Homo sapiens moderne est ainsi fait. Ça commence dans la cour : la voiture, la piscine, la souffleuse, etc., doivent être plus récentes, ou plus grosses, ou plus chères que chez le voisin. Idem pour les vêtements, les vacances, etc. Ayant ce modèle de voisin gonflable sous les yeux depuis son plus jeune âge, la personne qui se lance en affaires ne pense qu’à la part de marché qu’elle aimerait avoir dans son pays, puis à travers son continent, puis dans le monde, plutôt que regarder son quartier, sa ville et sa région immédiate.

Je suis issu d’une famille — paysanne depuis la nuit des temps — qui vivait en autarcie totale, ou leurs villages étaient leur planète. Les gens ne travaillaient que pour les nécessités essentielles. La compétitivité n’existait pas. Ils ne produisaient que ce dont ils avaient besoin pour vivre (légumes, fruits, viande, etc.). Le troc étant le système monétaire de base, l’argent nécessaire pour payer docteur, vétérinaire, vêtements qu’ils ne confectionnaient pas, journaux, babioles, etc., provenait de la vente du lait à la fromagerie locale. En deux mots : ils ne travaillaient que pour ce dont ils avaient besoin. Sans autre ambition. J’applique ce paradigme depuis toujours.

La pandémie est en train de prouver que c’est LA solution. Les entreprises au trop grand rayon d’action sont en difficulté, alors que les petites entreprises à rayonnement local ont des difficultés à subvenir à la demande. Je parle d’agriculture, pas du superflu. Malheureusement, la majorité des fermes familiales ont suivi les conseils de l’industrie chimique et des banques, par le biais des agronomes, et sont endettées à outrance et vivent en détresse permanente.

Quels sont les plus grands apprentissages que vous avez faits au contact de la nature?
Que ce n’était pas l’homme qui la gérait, mais en plus des intempéries : la faune et surtout les insectes. Il suffit de se promener dans un environnement sauvage (tropical ou autre) pour en faire le constat.
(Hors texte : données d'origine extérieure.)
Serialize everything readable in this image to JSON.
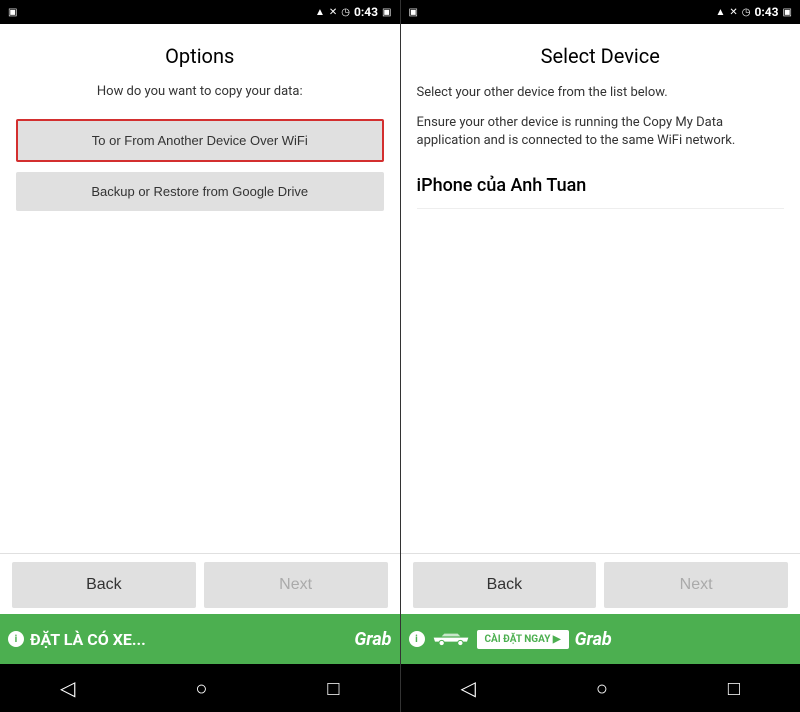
{
  "panel_left": {
    "status_time": "0:43",
    "title": "Options",
    "subtitle": "How do you want to copy your data:",
    "button_wifi": "To or From Another Device Over WiFi",
    "button_google": "Backup or Restore from Google Drive",
    "btn_back": "Back",
    "btn_next": "Next",
    "wifi_selected": true
  },
  "panel_right": {
    "status_time": "0:43",
    "title": "Select Device",
    "description1": "Select your other device from the list below.",
    "description2": "Ensure your other device is running the Copy My Data application and is connected to the same WiFi network.",
    "device_name": "iPhone của Anh Tuan",
    "btn_back": "Back",
    "btn_next": "Next"
  },
  "ad_left": {
    "text": "ĐẶT LÀ CÓ XE...",
    "logo": "Grab"
  },
  "ad_right": {
    "cta": "CÀI ĐẶT NGAY ▶",
    "logo": "Grab"
  },
  "nav": {
    "back": "◁",
    "home": "○",
    "recent": "□"
  },
  "colors": {
    "selected_border": "#d32f2f",
    "grab_green": "#4caf50",
    "nav_bg": "#000000"
  }
}
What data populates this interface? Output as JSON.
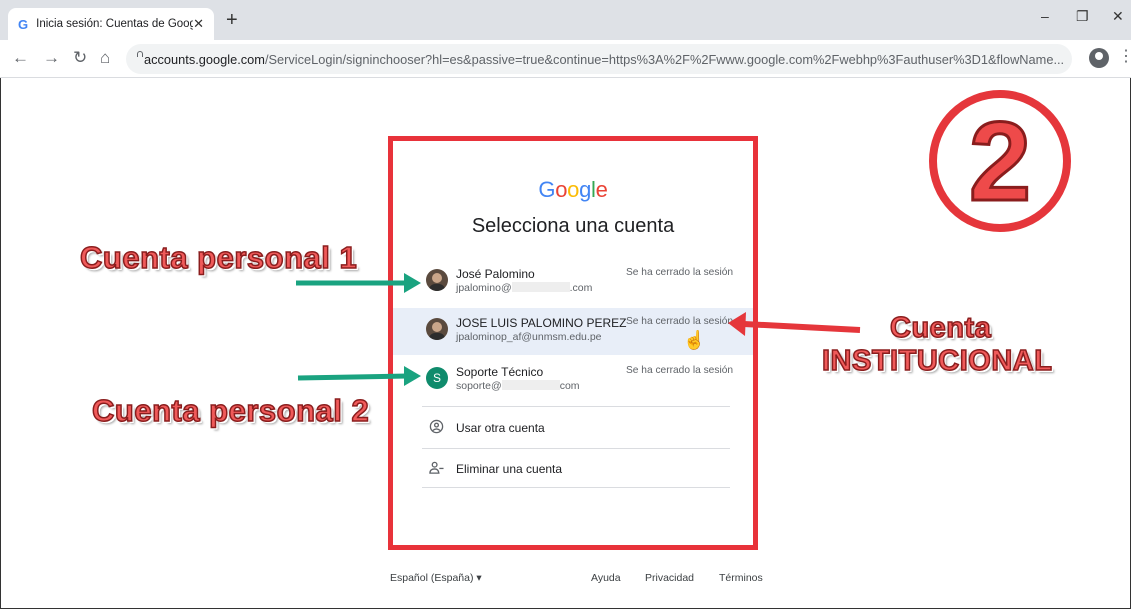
{
  "browser": {
    "tab_title": "Inicia sesión: Cuentas de Google",
    "tab_close": "✕",
    "new_tab": "+",
    "url_host": "accounts.google.com",
    "url_rest": "/ServiceLogin/signinchooser?hl=es&passive=true&continue=https%3A%2F%2Fwww.google.com%2Fwebhp%3Fauthuser%3D1&flowName...",
    "window_minimize": "–",
    "window_restore": "❐",
    "window_close": "✕"
  },
  "card": {
    "logo": [
      "G",
      "o",
      "o",
      "g",
      "l",
      "e"
    ],
    "logo_colors": [
      "#4285f4",
      "#ea4335",
      "#fbbc05",
      "#4285f4",
      "#34a853",
      "#ea4335"
    ],
    "heading": "Selecciona una cuenta",
    "accounts": [
      {
        "name": "José Palomino",
        "email_start": "jpalomino@",
        "email_end": ".com",
        "status": "Se ha cerrado la sesión"
      },
      {
        "name": "JOSE LUIS PALOMINO PEREZ",
        "email": "jpalominop_af@unmsm.edu.pe",
        "status": "Se ha cerrado la sesión"
      },
      {
        "name": "Soporte Técnico",
        "avatar_letter": "S",
        "email_start": "soporte@",
        "email_end": "com",
        "status": "Se ha cerrado la sesión"
      }
    ],
    "options": [
      {
        "label": "Usar otra cuenta",
        "icon": "account-circle-icon"
      },
      {
        "label": "Eliminar una cuenta",
        "icon": "person-remove-icon"
      }
    ]
  },
  "footer": {
    "language": "Español (España)",
    "links": [
      "Ayuda",
      "Privacidad",
      "Términos"
    ]
  },
  "annotations": {
    "personal_1": "Cuenta personal 1",
    "personal_2": "Cuenta personal 2",
    "institutional_1": "Cuenta",
    "institutional_2": "INSTITUCIONAL",
    "step_number": "2",
    "accent_color": "#e8323a",
    "arrow_green": "#1aa380"
  }
}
Dans votre parcours d’agriculteur autodidacte, vous avez certainement dû faire face à quelques revers. Quelles lignes directrices vous ont permis de garder le cap?
Pas vraiment. Au début, je n’étais pas pris au sérieux, mais aujourd’hui, notre entreprise est un modèle pour de plus en plus de jeunes gens. Malheureusement, les terres agricoles devenant hors de prix sont de plus en plus inaccessibles, à moins d’une approche « coopérative ». Ce qui va arriver tôt ou tard.

P.-S. Si je ne parle que d’agriculture, c’est parce que c’est vraiment l’essentiel.